If we understand differences as historically or contextually determined, we hardly need to argue. My argument here is not that whether we should not be imagining ‘nation’ and remain eternally bound to rural consciousness. My point is much more simpler: (a) from such historical understanding one cannot conclude imagining ourselves as ‘nation’ in any way proves a ‘progressive’ consciousness or in other words place-bound and experiential consciousness of farming communities are ‘backward; (b) that idea of language as a homogeneous phenomenon is problematical.

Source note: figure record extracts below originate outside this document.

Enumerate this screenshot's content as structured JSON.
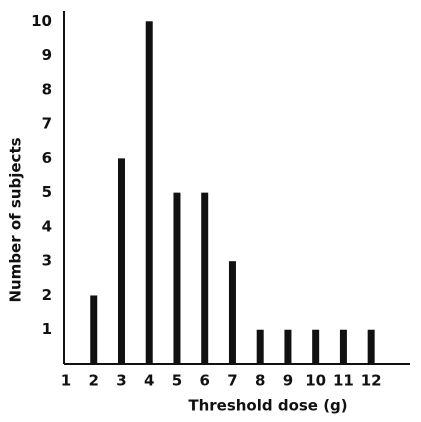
{
  "chart_data": {
    "type": "bar",
    "x_label": "Threshold dose (g)",
    "y_label": "Number of subjects",
    "x": [
      2,
      3,
      4,
      5,
      6,
      7,
      8,
      9,
      10,
      11,
      12
    ],
    "values": [
      2,
      6,
      10,
      5,
      5,
      3,
      1,
      1,
      1,
      1,
      1
    ],
    "color": "#111111",
    "xlim": [
      1,
      13.4
    ],
    "ylim": [
      0,
      10.3
    ],
    "xticks": [
      1,
      2,
      3,
      4,
      5,
      6,
      7,
      8,
      9,
      10,
      11,
      12
    ],
    "yticks": [
      1,
      2,
      3,
      4,
      5,
      6,
      7,
      8,
      9,
      10
    ],
    "grid": false
  }
}
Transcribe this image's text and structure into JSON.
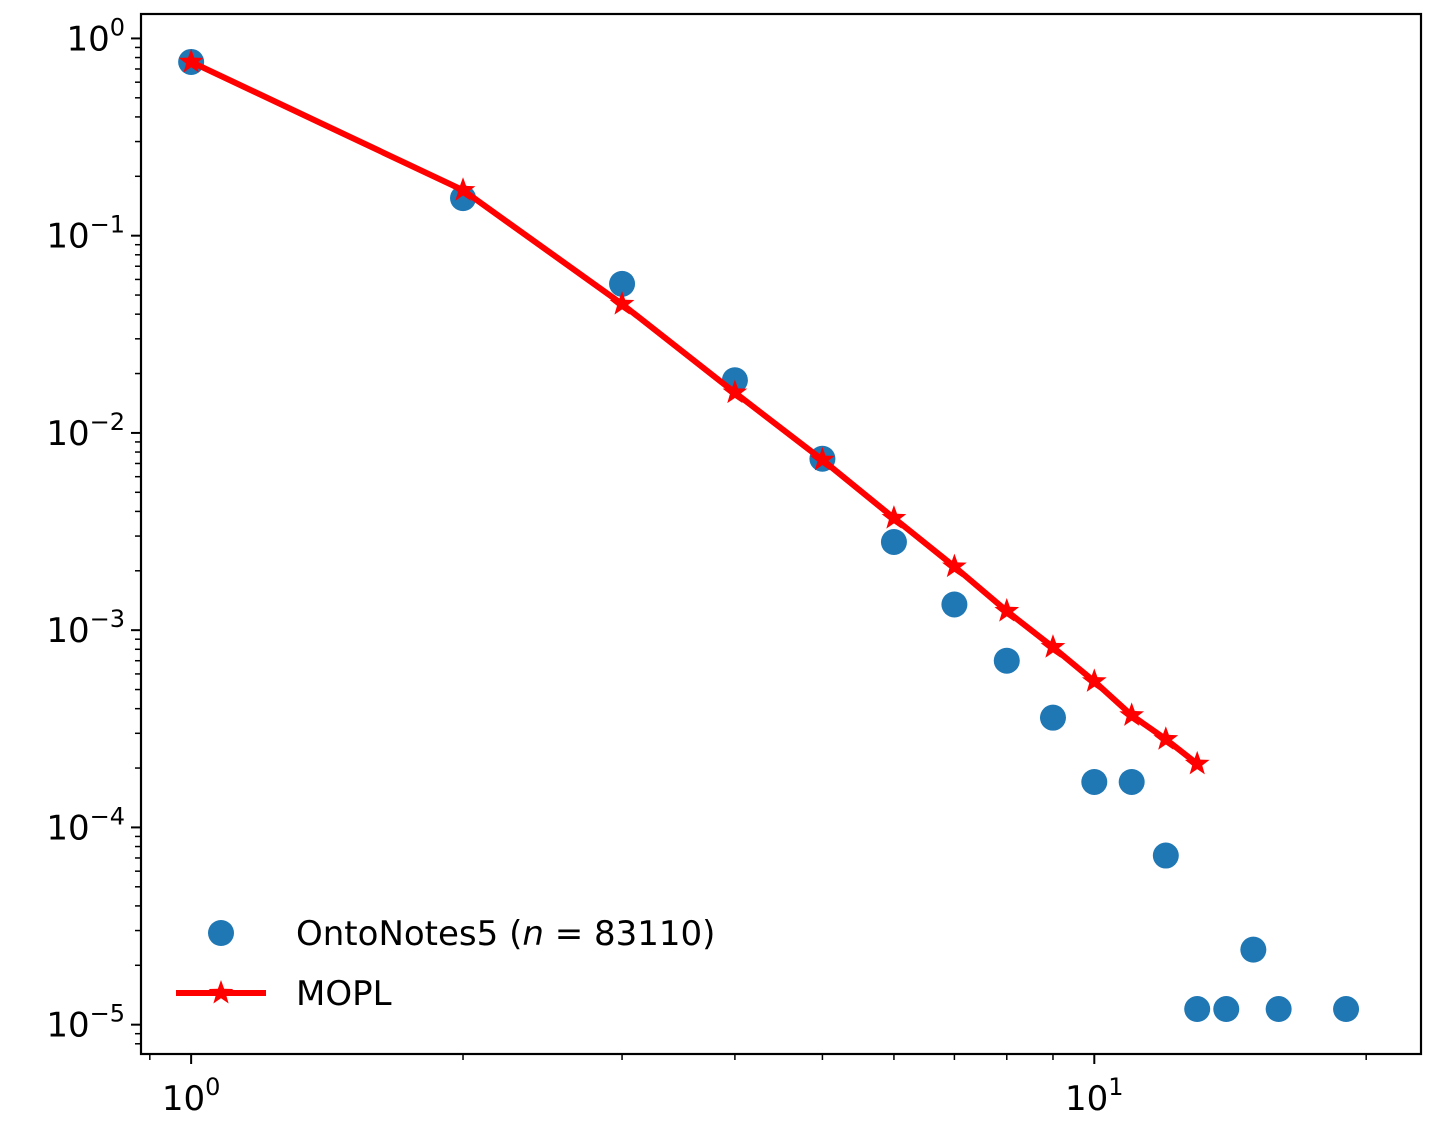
{
  "chart_data": {
    "type": "scatter",
    "title": "",
    "xlabel": "",
    "ylabel": "",
    "xscale": "log",
    "yscale": "log",
    "xlim": [
      0.88,
      23
    ],
    "ylim": [
      7.1e-06,
      1.33
    ],
    "grid": false,
    "legend_position": "lower-left",
    "x_ticks": [
      {
        "value": 1,
        "base": "10",
        "exp": "0"
      },
      {
        "value": 10,
        "base": "10",
        "exp": "1"
      }
    ],
    "y_ticks": [
      {
        "value": 1,
        "base": "10",
        "exp": "0"
      },
      {
        "value": 0.1,
        "base": "10",
        "exp": "−1"
      },
      {
        "value": 0.01,
        "base": "10",
        "exp": "−2"
      },
      {
        "value": 0.001,
        "base": "10",
        "exp": "−3"
      },
      {
        "value": 0.0001,
        "base": "10",
        "exp": "−4"
      },
      {
        "value": 1e-05,
        "base": "10",
        "exp": "−5"
      }
    ],
    "series": [
      {
        "name": "OntoNotes5 (n = 83110)",
        "name_parts": {
          "prefix": "OntoNotes5 (",
          "var": "n",
          "suffix": " = 83110)"
        },
        "kind": "scatter",
        "marker": "circle",
        "color": "#1f77b4",
        "x": [
          1,
          2,
          3,
          4,
          5,
          6,
          7,
          8,
          9,
          10,
          11,
          12,
          13,
          14,
          15,
          16,
          19
        ],
        "y": [
          0.76,
          0.155,
          0.057,
          0.0185,
          0.0074,
          0.0028,
          0.00135,
          0.0007,
          0.00036,
          0.00017,
          0.00017,
          7.2e-05,
          1.2e-05,
          1.2e-05,
          2.4e-05,
          1.2e-05,
          1.2e-05
        ]
      },
      {
        "name": "MOPL",
        "kind": "line",
        "marker": "star",
        "color": "#ff0000",
        "x": [
          1,
          2,
          3,
          4,
          5,
          6,
          7,
          8,
          9,
          10,
          11,
          12,
          13
        ],
        "y": [
          0.76,
          0.17,
          0.045,
          0.016,
          0.0073,
          0.0037,
          0.0021,
          0.00125,
          0.00082,
          0.00055,
          0.00037,
          0.00028,
          0.00021
        ]
      }
    ]
  }
}
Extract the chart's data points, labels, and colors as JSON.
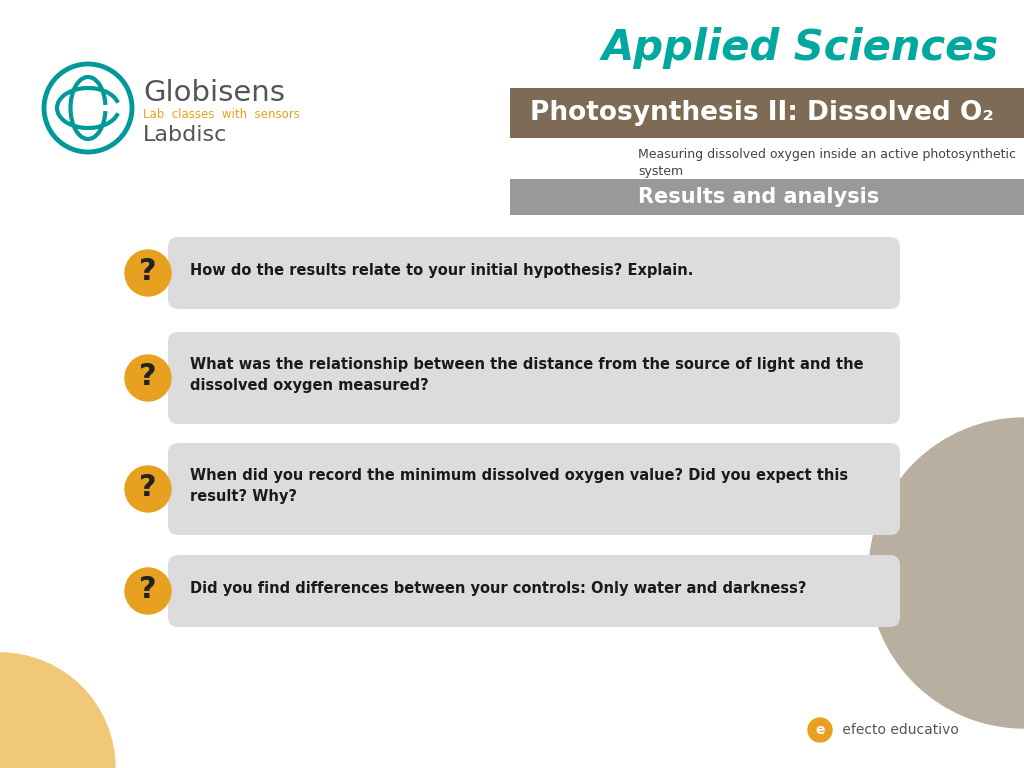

Having said this I do not conclude that ‘promit’ Bangla is something ‘bad’ that we should avoid, rather what we should do is activate a dynamic relation between the rich depository of knowledge in the our local dialects and weight of standardisation and homogenisation. Dr Shahidullah is the only person I know is determined to highlight the importance of local dialects. He was right, simply because he insisted that language is a living phenomenon and not a static affair. His dictionary on local language is a phenomenal step in exploring knowledge inscribed in local terms and notions. The critique of promit Bangla is not to argue that we should write and communicate only in local dialect. These are sterile logic and facile arguments. Language by nature belongs to our creative faculty and we must keep on exploring the language in many different ways since human communities are immensely creative.

My idea of matribhasha has nothing to do with the politics of identity. I am a nationalist only to the extent it contributes to the diversity of communities, nations, languages, cultures in order to constitute a global community. My interest in living local dialects is dictated by my interest in ecology, experiential knowledge and innovative knowledge practices that can invent, reproduce and maintain and thousands species and varieties in our ecosystems. I will not deny that I have some elements of chauvinism for such a rich bio-diverse agrarian culture and indeed I am proud of our farming communities since they are the one who understand from an immediate and experiential stance what does it mean by ‘matribhasha’.

3 comments:

Anonymous said...

grazias for the summary at the top!

Anonymous said...

Sweet... from matribhasha andolon to nayakrishi andolon. Reminds me of the "Ekushey February" song, was it not a movement for the desire to speak our own language, and not one that was imposed upon? :-) S

Anonymous said...

There's people who prey on symbols, fear and injustice for power, and there people who want to solve the problems of the day.

then theres bystanders who cant tell the difference, but get drawn in by circumstance and emotion.